Perché non sono partito anch'io? Non certo perché avevo 13
anni; c'erano anche ragazzi più piccoli che partivano. Forse avevo
paura, o forse semplicemente a casa mia quel giorno aspettavano che io
portassi riso e zucchero, chi sa… Quella nave e le altre che sono
partite quel giorno, sono state prima respinte dall'Italia e successivamente
da Malta. Qualcuno al ritorno da Malta si era tuffato nello stretto di Messina
e aveva raggiunto l'Italia a nuoto, gli altri erano tornati. Era il secondo
grande esodo, il primo era stato a marzo. Era
finita l'epoca delle navi, cominciava quella dei gommoni. Con
mio cugino ci fermavamo spesso sopra una collina a guardare i gommoni che
partivano, anche se tra noi c'erano 15 anni di differenza, eravamo amici
stretti: nessuno di noi due voleva andare in Italia. Io ero uno studente lui
un ufficiale in carriera, sentivamo forti le nostre radici in Albania,
volevamo restare ma eravamo preoccupati, io perché giorno per giorno
salutavo amici che non sapevo se avrei mai rivisto, lui perché la
morale comune non condannava gli scafisti, anzi! I
gommoni erano diventati un fiorente business, e lo scafista era quasi il
"modello" da seguire. Per lui, formato alla vecchia scuola del
regime, questo era inaccettabile. Col
tempo i nostri incontri in collina si erano diradati, tutti i valonesi che
volevano partire se ne erano già andati, i gommoni adesso
trasportavano i cinesi i curdi e gli albanesi del nord; il numero dei gommoni
era aumentato e per sopravvivere incominciarono a trasportare droga.

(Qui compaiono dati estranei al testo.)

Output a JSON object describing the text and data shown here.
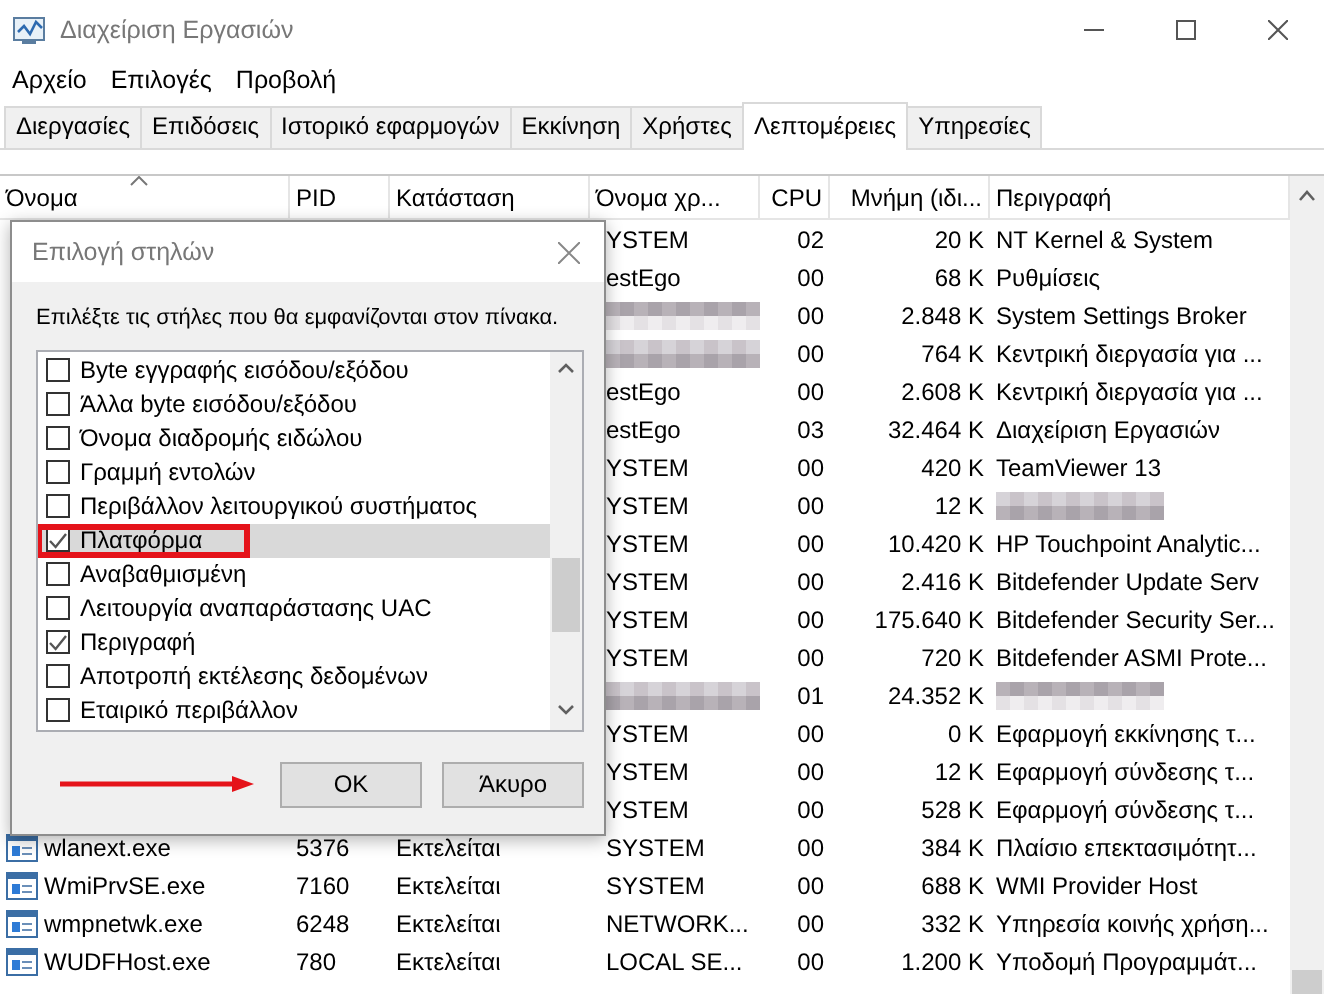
{
  "window": {
    "title": "Διαχείριση Εργασιών"
  },
  "menu": [
    "Αρχείο",
    "Επιλογές",
    "Προβολή"
  ],
  "tabs": [
    {
      "label": "Διεργασίες",
      "selected": false
    },
    {
      "label": "Επιδόσεις",
      "selected": false
    },
    {
      "label": "Ιστορικό εφαρμογών",
      "selected": false
    },
    {
      "label": "Εκκίνηση",
      "selected": false
    },
    {
      "label": "Χρήστες",
      "selected": false
    },
    {
      "label": "Λεπτομέρειες",
      "selected": true
    },
    {
      "label": "Υπηρεσίες",
      "selected": false
    }
  ],
  "table": {
    "columns": [
      {
        "label": "Όνομα",
        "sorted": true
      },
      {
        "label": "PID",
        "sorted": false
      },
      {
        "label": "Κατάσταση",
        "sorted": false
      },
      {
        "label": "Όνομα χρ...",
        "sorted": false
      },
      {
        "label": "CPU",
        "sorted": false
      },
      {
        "label": "Μνήμη (ιδι...",
        "sorted": false
      },
      {
        "label": "Περιγραφή",
        "sorted": false
      }
    ],
    "rows": [
      {
        "user": "YSTEM",
        "cpu": "02",
        "memory": "20 K",
        "description": "NT Kernel & System"
      },
      {
        "user": "estEgo",
        "cpu": "00",
        "memory": "68 K",
        "description": "Ρυθμίσεις"
      },
      {
        "user_blurred": true,
        "cpu": "00",
        "memory": "2.848 K",
        "description": "System Settings Broker"
      },
      {
        "user_blurred": true,
        "cpu": "00",
        "memory": "764 K",
        "description": "Κεντρική διεργασία για ..."
      },
      {
        "user": "estEgo",
        "cpu": "00",
        "memory": "2.608 K",
        "description": "Κεντρική διεργασία για ..."
      },
      {
        "user": "estEgo",
        "cpu": "03",
        "memory": "32.464 K",
        "description": "Διαχείριση Εργασιών"
      },
      {
        "user": "YSTEM",
        "cpu": "00",
        "memory": "420 K",
        "description": "TeamViewer 13"
      },
      {
        "user": "YSTEM",
        "cpu": "00",
        "memory": "12 K",
        "description_blurred": true
      },
      {
        "user": "YSTEM",
        "cpu": "00",
        "memory": "10.420 K",
        "description": "HP Touchpoint Analytic..."
      },
      {
        "user": "YSTEM",
        "cpu": "00",
        "memory": "2.416 K",
        "description": "Bitdefender Update Serv"
      },
      {
        "user": "YSTEM",
        "cpu": "00",
        "memory": "175.640 K",
        "description": "Bitdefender Security Ser..."
      },
      {
        "user": "YSTEM",
        "cpu": "00",
        "memory": "720 K",
        "description": "Bitdefender ASMI Prote..."
      },
      {
        "user_blurred": true,
        "cpu": "01",
        "memory": "24.352 K",
        "description_blurred": true
      },
      {
        "user": "YSTEM",
        "cpu": "00",
        "memory": "0 K",
        "description": "Εφαρμογή εκκίνησης τ..."
      },
      {
        "user": "YSTEM",
        "cpu": "00",
        "memory": "12 K",
        "description": "Εφαρμογή σύνδεσης τ..."
      },
      {
        "user": "YSTEM",
        "cpu": "00",
        "memory": "528 K",
        "description": "Εφαρμογή σύνδεσης τ..."
      },
      {
        "name": "wlanext.exe",
        "pid": "5376",
        "status": "Εκτελείται",
        "user": "SYSTEM",
        "cpu": "00",
        "memory": "384 K",
        "description": "Πλαίσιο επεκτασιμότητ..."
      },
      {
        "name": "WmiPrvSE.exe",
        "pid": "7160",
        "status": "Εκτελείται",
        "user": "SYSTEM",
        "cpu": "00",
        "memory": "688 K",
        "description": "WMI Provider Host"
      },
      {
        "name": "wmpnetwk.exe",
        "pid": "6248",
        "status": "Εκτελείται",
        "user": "NETWORK...",
        "cpu": "00",
        "memory": "332 K",
        "description": "Υπηρεσία κοινής χρήση..."
      },
      {
        "name": "WUDFHost.exe",
        "pid": "780",
        "status": "Εκτελείται",
        "user": "LOCAL SE...",
        "cpu": "00",
        "memory": "1.200 K",
        "description": "Υποδομή Προγραμμάτ..."
      }
    ]
  },
  "dialog": {
    "title": "Επιλογή στηλών",
    "prompt": "Επιλέξτε τις στήλες που θα εμφανίζονται στον πίνακα.",
    "items": [
      {
        "label": "Byte εγγραφής εισόδου/εξόδου",
        "checked": false,
        "selected": false,
        "highlighted": false
      },
      {
        "label": "Άλλα byte εισόδου/εξόδου",
        "checked": false,
        "selected": false,
        "highlighted": false
      },
      {
        "label": "Όνομα διαδρομής ειδώλου",
        "checked": false,
        "selected": false,
        "highlighted": false
      },
      {
        "label": "Γραμμή εντολών",
        "checked": false,
        "selected": false,
        "highlighted": false
      },
      {
        "label": "Περιβάλλον λειτουργικού συστήματος",
        "checked": false,
        "selected": false,
        "highlighted": false
      },
      {
        "label": "Πλατφόρμα",
        "checked": true,
        "selected": true,
        "highlighted": true
      },
      {
        "label": "Αναβαθμισμένη",
        "checked": false,
        "selected": false,
        "highlighted": false
      },
      {
        "label": "Λειτουργία αναπαράστασης UAC",
        "checked": false,
        "selected": false,
        "highlighted": false
      },
      {
        "label": "Περιγραφή",
        "checked": true,
        "selected": false,
        "highlighted": false
      },
      {
        "label": "Αποτροπή εκτέλεσης δεδομένων",
        "checked": false,
        "selected": false,
        "highlighted": false
      },
      {
        "label": "Εταιρικό περιβάλλον",
        "checked": false,
        "selected": false,
        "highlighted": false
      }
    ],
    "buttons": [
      "OK",
      "Άκυρο"
    ]
  }
}
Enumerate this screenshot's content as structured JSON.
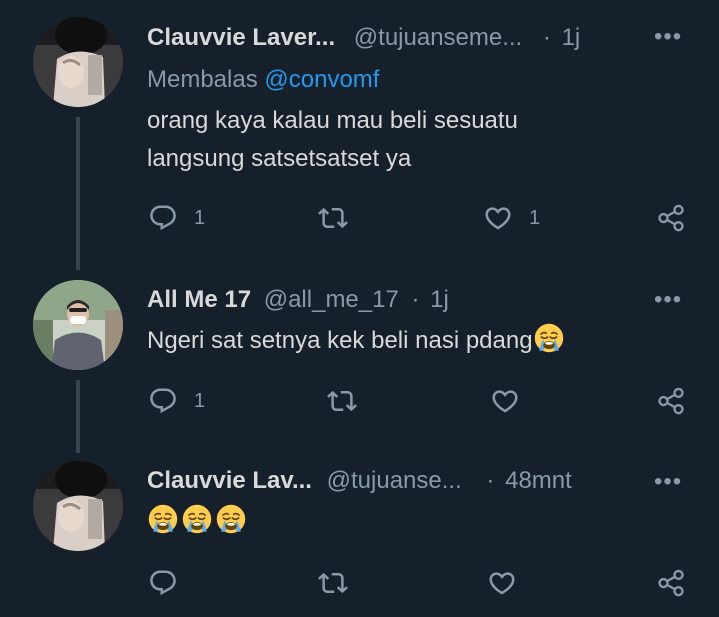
{
  "tweets": [
    {
      "name": "Clauvvie Laver...",
      "handle": "@tujuanseme...",
      "dot": "·",
      "time": "1j",
      "more": "•••",
      "reply_prefix": "Membalas",
      "reply_mention": "@convomf",
      "lines": [
        "orang kaya kalau mau beli sesuatu",
        "langsung satsetsatset ya"
      ],
      "reply_count": "1",
      "retweet_count": "",
      "like_count": "1"
    },
    {
      "name": "All Me 17",
      "handle": "@all_me_17",
      "dot": "·",
      "time": "1j",
      "more": "•••",
      "text": "Ngeri sat setnya kek beli nasi pdang",
      "reply_count": "1",
      "retweet_count": "",
      "like_count": ""
    },
    {
      "name": "Clauvvie Lav...",
      "handle": "@tujuanse...",
      "dot": "·",
      "time": "48mnt",
      "more": "•••",
      "emoji_count": 3,
      "reply_count": "",
      "retweet_count": "",
      "like_count": ""
    }
  ],
  "icons": {
    "reply": "reply-icon",
    "retweet": "retweet-icon",
    "like": "heart-icon",
    "share": "share-icon",
    "emoji": "loudly-crying-face-emoji"
  },
  "colors": {
    "background": "#15202b",
    "text": "#d9d9d9",
    "muted": "#8b98a5",
    "link": "#1d9bf0",
    "thread_line": "#38444d"
  }
}
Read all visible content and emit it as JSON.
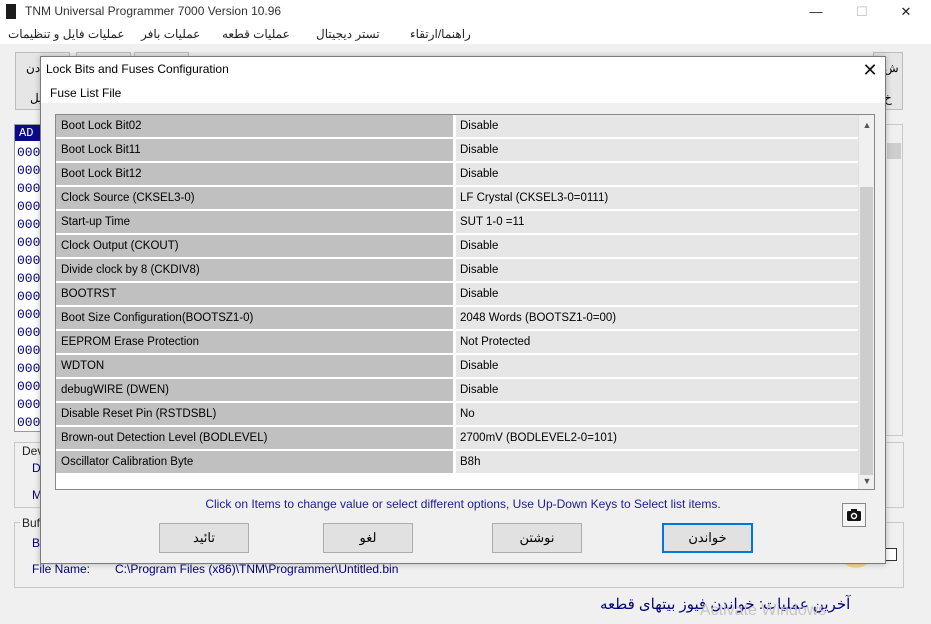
{
  "app": {
    "title": "TNM  Universal Programmer 7000   Version 10.96",
    "window_controls": [
      "—",
      "☐",
      "✕"
    ]
  },
  "menu": [
    "عملیات فایل و تنظیمات",
    "عملیات بافر",
    "عملیات قطعه",
    "تستر دیجیتال",
    "راهنما/ارتقاء"
  ],
  "toolbar_fragments": {
    "left_top": "دن",
    "left_bottom": "یل",
    "right_top": "ش",
    "right_bottom": "خ"
  },
  "hex": {
    "header": "AD",
    "rows": [
      "000",
      "000",
      "000",
      "000",
      "000",
      "000",
      "000",
      "000",
      "000",
      "000",
      "000",
      "000",
      "000",
      "000",
      "000",
      "000"
    ]
  },
  "device_group": {
    "label": "Dev",
    "line1": "D",
    "line2": "M"
  },
  "buffer_group": {
    "label": "Buff",
    "line1": "B"
  },
  "file": {
    "label": "File Name:",
    "value": "C:\\Program Files (x86)\\TNM\\Programmer\\Untitled.bin"
  },
  "last_operation": "آخرین عملیات:  خواندن فیوز بیتهای قطعه",
  "watermark": "Activate Windows",
  "dialog": {
    "title": "Lock Bits and Fuses Configuration",
    "close": "✕",
    "menu_item": "Fuse List File",
    "rows": [
      {
        "name": "Boot Lock Bit02",
        "value": "Disable"
      },
      {
        "name": "Boot Lock Bit11",
        "value": "Disable"
      },
      {
        "name": "Boot Lock Bit12",
        "value": "Disable"
      },
      {
        "name": "Clock Source (CKSEL3-0)",
        "value": "LF Crystal (CKSEL3-0=0111)"
      },
      {
        "name": "Start-up Time",
        "value": "SUT 1-0 =11"
      },
      {
        "name": "Clock Output (CKOUT)",
        "value": "Disable"
      },
      {
        "name": "Divide clock by 8 (CKDIV8)",
        "value": "Disable"
      },
      {
        "name": "BOOTRST",
        "value": "Disable"
      },
      {
        "name": "Boot Size Configuration(BOOTSZ1-0)",
        "value": "2048 Words (BOOTSZ1-0=00)"
      },
      {
        "name": "EEPROM Erase Protection",
        "value": "Not Protected"
      },
      {
        "name": "WDTON",
        "value": "Disable"
      },
      {
        "name": "debugWIRE (DWEN)",
        "value": "Disable"
      },
      {
        "name": "Disable Reset Pin  (RSTDSBL)",
        "value": "No"
      },
      {
        "name": "Brown-out Detection Level (BODLEVEL)",
        "value": "2700mV (BODLEVEL2-0=101)"
      },
      {
        "name": "Oscillator Calibration Byte",
        "value": "B8h"
      }
    ],
    "hint": "Click on Items to change value or select different options, Use Up-Down Keys to Select list items.",
    "buttons": {
      "confirm": "تائید",
      "cancel": "لغو",
      "write": "نوشتن",
      "read": "خواندن"
    },
    "scroll_up": "▲",
    "scroll_down": "▼"
  }
}
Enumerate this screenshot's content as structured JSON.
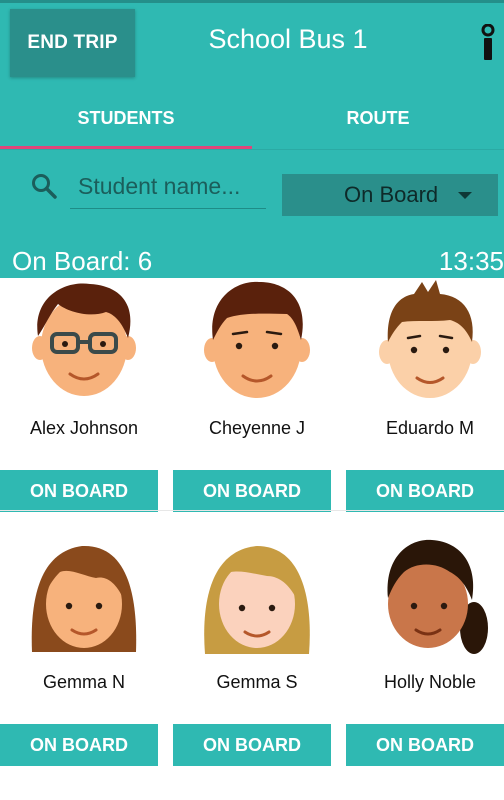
{
  "header": {
    "end_trip_label": "END TRIP",
    "title": "School Bus 1",
    "info_icon": "info-icon"
  },
  "tabs": [
    {
      "label": "STUDENTS",
      "active": true
    },
    {
      "label": "ROUTE",
      "active": false
    }
  ],
  "search": {
    "placeholder": "Student name...",
    "value": "",
    "icon": "search-icon"
  },
  "filter": {
    "selected": "On Board"
  },
  "status_bar": {
    "count_text": "On Board: 6",
    "time": "13:35"
  },
  "students": [
    {
      "name": "Alex Johnson",
      "status": "ON BOARD"
    },
    {
      "name": "Cheyenne J",
      "status": "ON BOARD"
    },
    {
      "name": "Eduardo M",
      "status": "ON BOARD"
    },
    {
      "name": "Gemma N",
      "status": "ON BOARD"
    },
    {
      "name": "Gemma S",
      "status": "ON BOARD"
    },
    {
      "name": "Holly Noble",
      "status": "ON BOARD"
    }
  ],
  "colors": {
    "primary": "#2fb9b2",
    "primary_dark": "#2a8f8b",
    "tab_indicator": "#e0457b"
  }
}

Arrivò il `96: mio cugino, che da giovane era stato il leader dei
giovani comunisti valonesi, aveva vinto una borsa di studio per l'America, ma
venne epurato per motivi politici, aveva 35 anni e adesso anche lui era
disoccupato, sopra la collina guardavamo ancora i gommoni, ma il suo sguardo
era diverso, una volta scomparso un gommone all'orizzonte lui fissava il
vuoto. Lui
non era come me aveva una moglie e una figlia di tre anni. Nel
`97 si imbarcò, era il periodo in cui erano scoppiati gli scontri,
Valona era diventato un posto pericoloso, ma non era questo il motivo che lo
aveva spinto a partire, semplicemente voleva un lavoro e un futuro per
sé e la sua famiglia. Nonostante 5 giorni prima fosse affondata la
nave al largo del canale d'Otranto, decise di partire. «La paura del
viaggio non è niente in confronto alla paura di non offrire un futuro
a mia figlia», mi disse nel nostro ultimo incontro sulla collina. Una
volta in Italia, in uno dei campi d'accoglienza, incontrò degli
ufficiali che si erano rifiutati di sparare contro le navi che salpavano per
l'Italia e che per questo avevano disertato, questi ufficiali non parlavano
l'italiano, mio cugino sì: fece da traduttore, si mischiò con
loro ed ebbe l'asilo politico. Tanti anni di scuola militare, e per ricevere
un visto si spacciò come disertore: «i principi non si
mangiano», mi avrebbe detto, se ci fossimo incontrati. Ora
fa il muratore a Venezia, i suoi studi nel genio gli sono serviti a qualcosa!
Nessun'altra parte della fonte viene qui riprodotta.